What Is Your Time Worth?

What price would you put on your time?  That is the question Brynn Beals asked as a solo librarian at Franciscan Health System Library.  She wrote the interesting article in the Journal of Hospital Librarianship, “Valuing Hospital Library Services: One Small Step for a Solo.”  After attending the “Measuring Your Impact: Using Evaluation to Demonstrate Value” class at an MLA chapter meeting she decided to create an evaluation form to measure how much time and money she was saving the hospital if she did searches instead of the doctor, nurse, etc. did the search. 

Using salary information from America’s Career InfoNet and Nursing Management’s 2007 compensation survey she was able to determine that the hospital saved $5914.  This is based off of the information from 21 of the 61 returned surveys that had quantifiable data that allowed her to attach an hourly rate to the search.  That means the hospital saved an average of $281/search question based off of her 21 questionnaires. 

At first blush $5914 is not a lot of money nor does it completely offset the cost of running a library or the true savings a library can provide a hospital if it health care personnel conducted their own research without a librarian.  However, it is just a small sampling of the savings a librarian can bring to a hospital.  Imagine the savings if all 61 of the questionnaires had quantifiable data.  Imagine if all 105 of her distributed surveys were returned with quantifiable data. The overall hospital savings would go up.   

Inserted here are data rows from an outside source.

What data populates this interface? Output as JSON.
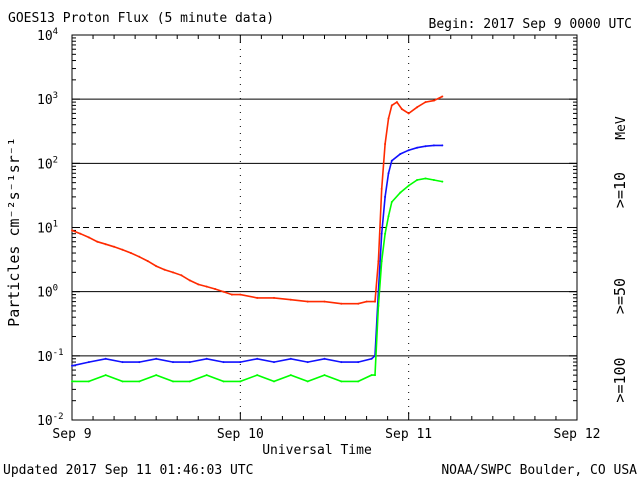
{
  "chart_data": {
    "type": "line",
    "title": "GOES13 Proton Flux (5 minute data)",
    "begin_label": "Begin: 2017 Sep 9 0000 UTC",
    "xlabel": "Universal Time",
    "ylabel": "Particles cm⁻²s⁻¹sr⁻¹",
    "footer_left": "Updated 2017 Sep 11 01:46:03 UTC",
    "footer_right": "NOAA/SWPC Boulder, CO USA",
    "y_scale": "log",
    "ylim": [
      0.01,
      10000
    ],
    "xlim_days": [
      0,
      3
    ],
    "x_ticks": [
      {
        "label": "Sep 9",
        "day": 0
      },
      {
        "label": "Sep 10",
        "day": 1
      },
      {
        "label": "Sep 11",
        "day": 2
      },
      {
        "label": "Sep 12",
        "day": 3
      }
    ],
    "y_ticks": [
      {
        "base": "10",
        "exp": "-2",
        "value": 0.01
      },
      {
        "base": "10",
        "exp": "-1",
        "value": 0.1
      },
      {
        "base": "10",
        "exp": "0",
        "value": 1
      },
      {
        "base": "10",
        "exp": "1",
        "value": 10
      },
      {
        "base": "10",
        "exp": "2",
        "value": 100
      },
      {
        "base": "10",
        "exp": "3",
        "value": 1000
      },
      {
        "base": "10",
        "exp": "4",
        "value": 10000
      }
    ],
    "reference_lines": [
      {
        "value": 0.1,
        "style": "solid"
      },
      {
        "value": 1,
        "style": "solid"
      },
      {
        "value": 10,
        "style": "dashed"
      },
      {
        "value": 100,
        "style": "solid"
      },
      {
        "value": 1000,
        "style": "solid"
      }
    ],
    "series": [
      {
        "name": ">=10 MeV",
        "color": "#ff2a00",
        "points": [
          [
            0.0,
            9.0
          ],
          [
            0.05,
            8.0
          ],
          [
            0.1,
            7.0
          ],
          [
            0.15,
            6.0
          ],
          [
            0.2,
            5.5
          ],
          [
            0.25,
            5.0
          ],
          [
            0.3,
            4.5
          ],
          [
            0.35,
            4.0
          ],
          [
            0.4,
            3.5
          ],
          [
            0.45,
            3.0
          ],
          [
            0.5,
            2.5
          ],
          [
            0.55,
            2.2
          ],
          [
            0.6,
            2.0
          ],
          [
            0.65,
            1.8
          ],
          [
            0.7,
            1.5
          ],
          [
            0.75,
            1.3
          ],
          [
            0.8,
            1.2
          ],
          [
            0.85,
            1.1
          ],
          [
            0.9,
            1.0
          ],
          [
            0.95,
            0.9
          ],
          [
            1.0,
            0.9
          ],
          [
            1.1,
            0.8
          ],
          [
            1.2,
            0.8
          ],
          [
            1.3,
            0.75
          ],
          [
            1.4,
            0.7
          ],
          [
            1.5,
            0.7
          ],
          [
            1.6,
            0.65
          ],
          [
            1.7,
            0.65
          ],
          [
            1.75,
            0.7
          ],
          [
            1.8,
            0.7
          ],
          [
            1.82,
            3.0
          ],
          [
            1.84,
            40
          ],
          [
            1.86,
            200
          ],
          [
            1.88,
            500
          ],
          [
            1.9,
            800
          ],
          [
            1.93,
            900
          ],
          [
            1.96,
            700
          ],
          [
            2.0,
            600
          ],
          [
            2.05,
            750
          ],
          [
            2.1,
            900
          ],
          [
            2.15,
            950
          ],
          [
            2.2,
            1100
          ]
        ]
      },
      {
        "name": ">=50 MeV",
        "color": "#1010ff",
        "points": [
          [
            0.0,
            0.07
          ],
          [
            0.1,
            0.08
          ],
          [
            0.2,
            0.09
          ],
          [
            0.3,
            0.08
          ],
          [
            0.4,
            0.08
          ],
          [
            0.5,
            0.09
          ],
          [
            0.6,
            0.08
          ],
          [
            0.7,
            0.08
          ],
          [
            0.8,
            0.09
          ],
          [
            0.9,
            0.08
          ],
          [
            1.0,
            0.08
          ],
          [
            1.1,
            0.09
          ],
          [
            1.2,
            0.08
          ],
          [
            1.3,
            0.09
          ],
          [
            1.4,
            0.08
          ],
          [
            1.5,
            0.09
          ],
          [
            1.6,
            0.08
          ],
          [
            1.7,
            0.08
          ],
          [
            1.78,
            0.09
          ],
          [
            1.8,
            0.1
          ],
          [
            1.82,
            1.0
          ],
          [
            1.84,
            8.0
          ],
          [
            1.86,
            30
          ],
          [
            1.88,
            70
          ],
          [
            1.9,
            110
          ],
          [
            1.95,
            140
          ],
          [
            2.0,
            160
          ],
          [
            2.05,
            175
          ],
          [
            2.1,
            185
          ],
          [
            2.15,
            190
          ],
          [
            2.2,
            190
          ]
        ]
      },
      {
        "name": ">=100 MeV",
        "color": "#00ff00",
        "points": [
          [
            0.0,
            0.04
          ],
          [
            0.1,
            0.04
          ],
          [
            0.2,
            0.05
          ],
          [
            0.3,
            0.04
          ],
          [
            0.4,
            0.04
          ],
          [
            0.5,
            0.05
          ],
          [
            0.6,
            0.04
          ],
          [
            0.7,
            0.04
          ],
          [
            0.8,
            0.05
          ],
          [
            0.9,
            0.04
          ],
          [
            1.0,
            0.04
          ],
          [
            1.1,
            0.05
          ],
          [
            1.2,
            0.04
          ],
          [
            1.3,
            0.05
          ],
          [
            1.4,
            0.04
          ],
          [
            1.5,
            0.05
          ],
          [
            1.6,
            0.04
          ],
          [
            1.7,
            0.04
          ],
          [
            1.78,
            0.05
          ],
          [
            1.8,
            0.05
          ],
          [
            1.82,
            0.6
          ],
          [
            1.84,
            3.0
          ],
          [
            1.86,
            8.0
          ],
          [
            1.88,
            15
          ],
          [
            1.9,
            25
          ],
          [
            1.95,
            35
          ],
          [
            2.0,
            45
          ],
          [
            2.05,
            55
          ],
          [
            2.1,
            58
          ],
          [
            2.15,
            55
          ],
          [
            2.2,
            52
          ]
        ]
      }
    ],
    "legend": [
      {
        "label": ">=10",
        "color": "#ff2a00"
      },
      {
        "label": ">=50",
        "color": "#1010ff"
      },
      {
        "label": ">=100",
        "color": "#00ff00"
      }
    ],
    "legend_unit": "MeV"
  }
}
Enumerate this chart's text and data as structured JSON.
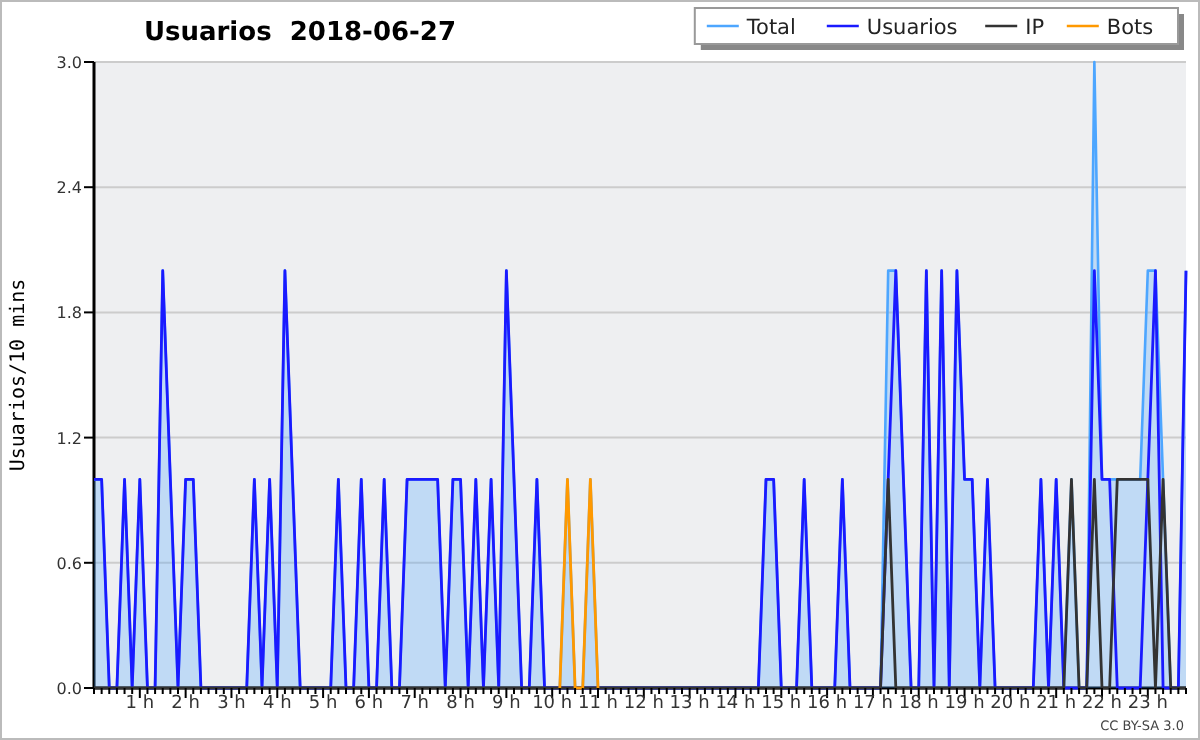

Beals survey just focused on the amount of time/money saved and how the information was used (change diagnosis, policy development, CE, patient education, etc.).  Just think if we could add a few more layers to the study and find out the savings hospitals can realize by acquiring documents through Docline instead of outside document delivery services, or having a library journal subscription instead of multiple departmental subscriptions.  These are just some of my limited ideas of how one could expand this study.  I am sure there are more things to look at.

Jenny Garcia recently queried the MEDLIB-L  community about doing a research project studying hospitals that do not have a library.  Her question to the community was, “If you could have only one answerable question about hospitals without libraries, what would it be?”  I am sure the MEDLIB-L community will give her plenty of ideas. 

While Beals study and Garcia’s planned study are technically different they both look at the value of libraries and librarians within hospitals.  We need more of these studies.  We need studies similar to Beals that are easily reproducible for smaller hospital librarians and we need larger impact studies that survey several hospitals that Garcia is thinking of conducting so that we can illustrate the broader picture.